We finished off the bourbon around three o'clock. The snow had fallen all night, and the streets were eerily still and silent, strands of fairy light twinkling among the drifts of white like a Nora Ephron cliche. We were in the middle of a conversation about The Smiths, trying to remember what album "Shoplifters of the World Unite" was on (which shows how drunk we were, as both of us sober knew that this was totally a trick question), when Ray began to pass out. Or rather, I assumed that Ray was passing out, as his face had gone a bit slack and he was moving toward me rapidly from the other side of the couch where we both sat.
In an instant, I felt his lips and tongue on my chin, and both of us, balance impaired by excellent drink, skewed sideways, winding up at a messy angle, legs entwined and still on the couch and our heads on the floor beneath the glass coffee table. I looked up as Ray gnawed at my neck, and I saw the underside of the landscape of our evening: the empty bottle and rheumy glasses, an ashtray full of mashed-up cigarette butts, the sprawl of CD cases we'd generated by free-associating favorite songs all night (Skinny Puppy, Ministry, the Eurythmics, the Stooges, the Pogues) and a few leaves from the withering poinsettia.

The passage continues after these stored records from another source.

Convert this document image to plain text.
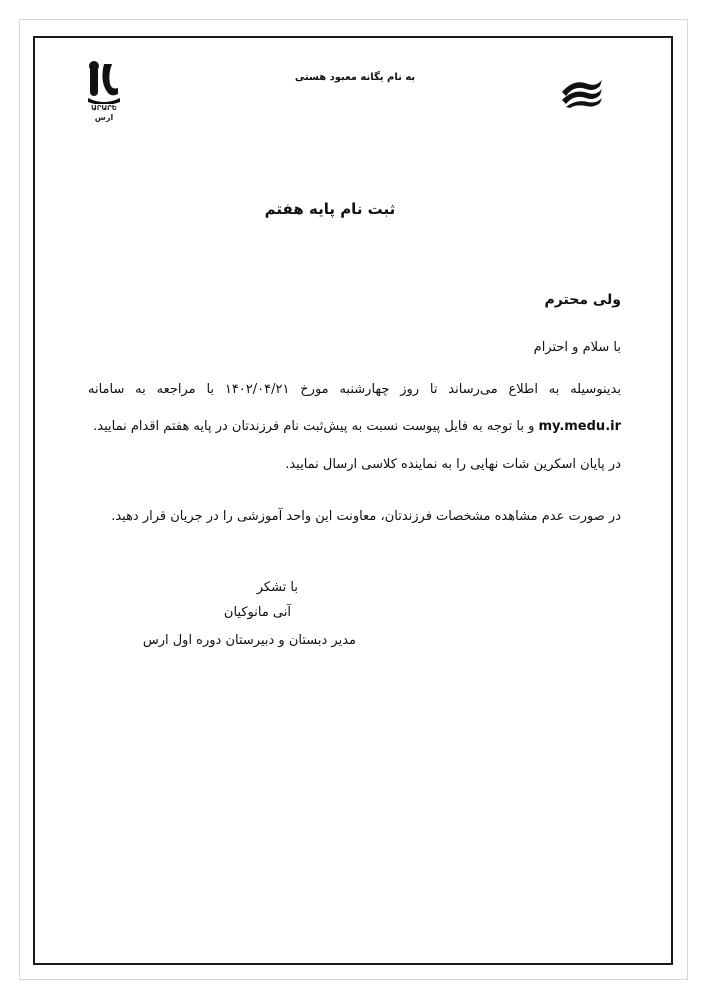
ԱՐԱՐԵ
ارس
به نام یگانه معبود هستی
ثبت نام پایه هفتم
ولی محترم
با سلام و احترام
بدینوسیله به اطلاع می‌رساند تا روز چهارشنبه مورخ ۱۴۰۲/۰۴/۲۱ با مراجعه به سامانه
my.medu.ir و با توجه به فایل پیوست نسبت به پیش‌ثبت نام فرزندتان در پایه هفتم اقدام نمایید.
در پایان اسکرین شات نهایی را به نماینده کلاسی ارسال نمایید.
در صورت عدم مشاهده مشخصات فرزندتان، معاونت این واحد آموزشی را در جریان قرار دهید.
با تشکر
آنی مانوکیان
مدیر دبستان و دبیرستان دوره اول ارس
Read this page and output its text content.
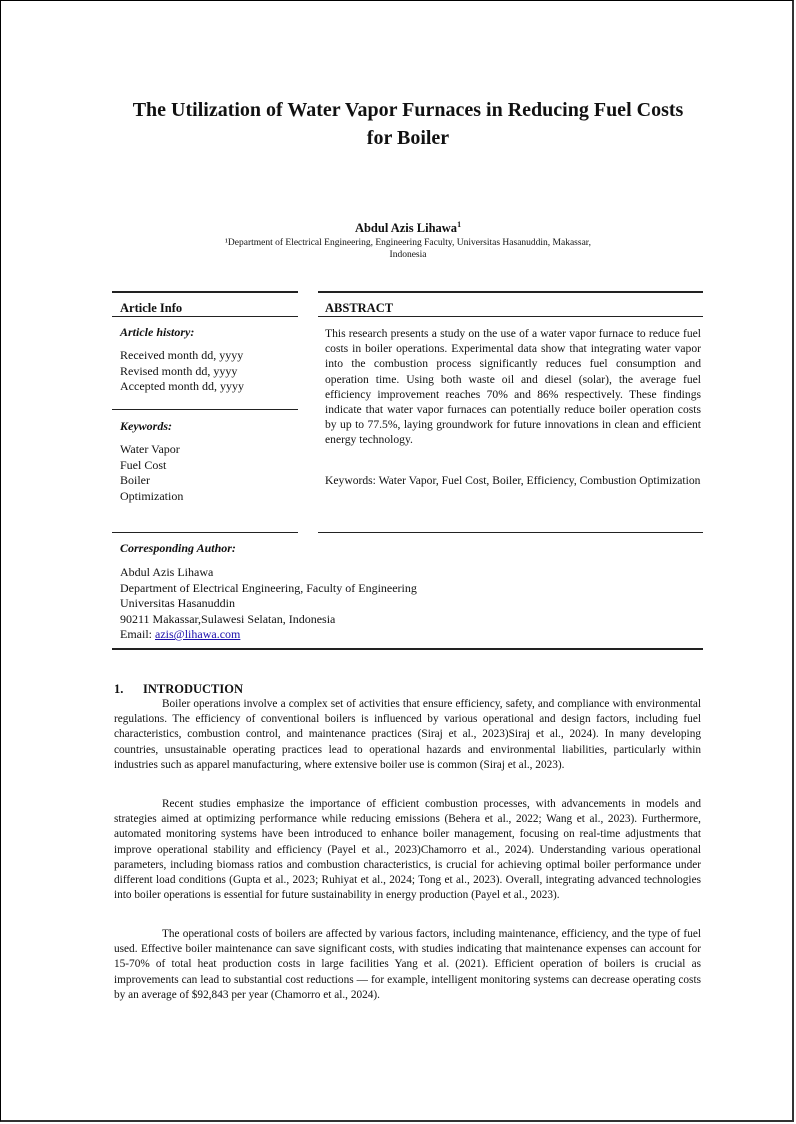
The Utilization of Water Vapor Furnaces in Reducing Fuel Costs for Boiler
Abdul Azis Lihawa$^1$
¹Department of Electrical Engineering, Engineering Faculty, Universitas Hasanuddin, Makassar, Indonesia
Article Info	ABSTRACT
Article history:
Received month dd, yyyy
Revised month dd, yyyy
Accepted month dd, yyyy
Keywords:
Water Vapor
Fuel Cost
Boiler
Optimization
This research presents a study on the use of a water vapor furnace to reduce fuel costs in boiler operations. Experimental data show that integrating water vapor into the combustion process significantly reduces fuel consumption and operation time. Using both waste oil and diesel (solar), the average fuel efficiency improvement reaches 70% and 86% respectively. These findings indicate that water vapor furnaces can potentially reduce boiler operation costs by up to 77.5%, laying groundwork for future innovations in clean and efficient energy technology.
Keywords: Water Vapor, Fuel Cost, Boiler, Efficiency, Combustion Optimization
Corresponding Author:
Abdul Azis Lihawa
Department of Electrical Engineering, Faculty of Engineering
Universitas Hasanuddin
90211 Makassar,Sulawesi Selatan, Indonesia
Email: azis@lihawa.com
1. INTRODUCTION
Boiler operations involve a complex set of activities that ensure efficiency, safety, and compliance with environmental regulations. The efficiency of conventional boilers is influenced by various operational and design factors, including fuel characteristics, combustion control, and maintenance practices (Siraj et al., 2023)Siraj et al., 2024). In many developing countries, unsustainable operating practices lead to operational hazards and environmental liabilities, particularly within industries such as apparel manufacturing, where extensive boiler use is common (Siraj et al., 2023).
Recent studies emphasize the importance of efficient combustion processes, with advancements in models and strategies aimed at optimizing performance while reducing emissions (Behera et al., 2022; Wang et al., 2023). Furthermore, automated monitoring systems have been introduced to enhance boiler management, focusing on real-time adjustments that improve operational stability and efficiency (Payel et al., 2023)Chamorro et al., 2024). Understanding various operational parameters, including biomass ratios and combustion characteristics, is crucial for achieving optimal boiler performance under different load conditions (Gupta et al., 2023; Ruhiyat et al., 2024; Tong et al., 2023). Overall, integrating advanced technologies into boiler operations is essential for future sustainability in energy production (Payel et al., 2023).
The operational costs of boilers are affected by various factors, including maintenance, efficiency, and the type of fuel used. Effective boiler maintenance can save significant costs, with studies indicating that maintenance expenses can account for 15-70% of total heat production costs in large facilities Yang et al. (2021). Efficient operation of boilers is crucial as improvements can lead to substantial cost reductions — for example, intelligent monitoring systems can decrease operating costs by an average of $92,843 per year (Chamorro et al., 2024).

We rose and staggered together to bed, breathing bourbon and lust onto each other like two repressed Kentucky moonshiners. I discovered that a certain level of drunkenness effectively restores your virginity: Ray and I knocked and pawed at each other as if we'd never undone a button before. For my part, as well, a certain level of fear made me unusually clumsy: Ray was something of a legend, after all, if only in the world I had sequestered myself in, and therefore entirely (as I thought) out of my league. An hour of laborious effort ended with us both still mostly clothed, passed out in one another's lap, stinking of alcohol sweat and dissipated cologne.
It was the most romantic night I'd spent in years.
The next year I would be living in Brighton, but I would return to Pittsburgh for a brief Christmas sojourn, and Ray and I would once again meet up on Christmas Eve. In an alternate timeline, we could have made a good run at our own "Fairytale of New York" (tellingly, perhaps, both Ray's and my favorite Christmas song), trading epithets and recriminations, goading one another to our graves in boozy bonhomie, out-MacGowan-ing MacGowan. Mercifully, Ray and Henry left Pittsburgh again (separately) soon after New Year's 1999, and I grew up a little, though the notion of mutually-assured romantic destruction will, I suspect, glow untended in a dark coal-stoked corner of my heart until it is either realized or until I finally become the sort of person who doesn't have the urge to shout "It was rigged!" at every happy Hollywood ending.
Anyway, enjoy Shane and the late, divine Kirsty MacColl. See you in the drunk tank.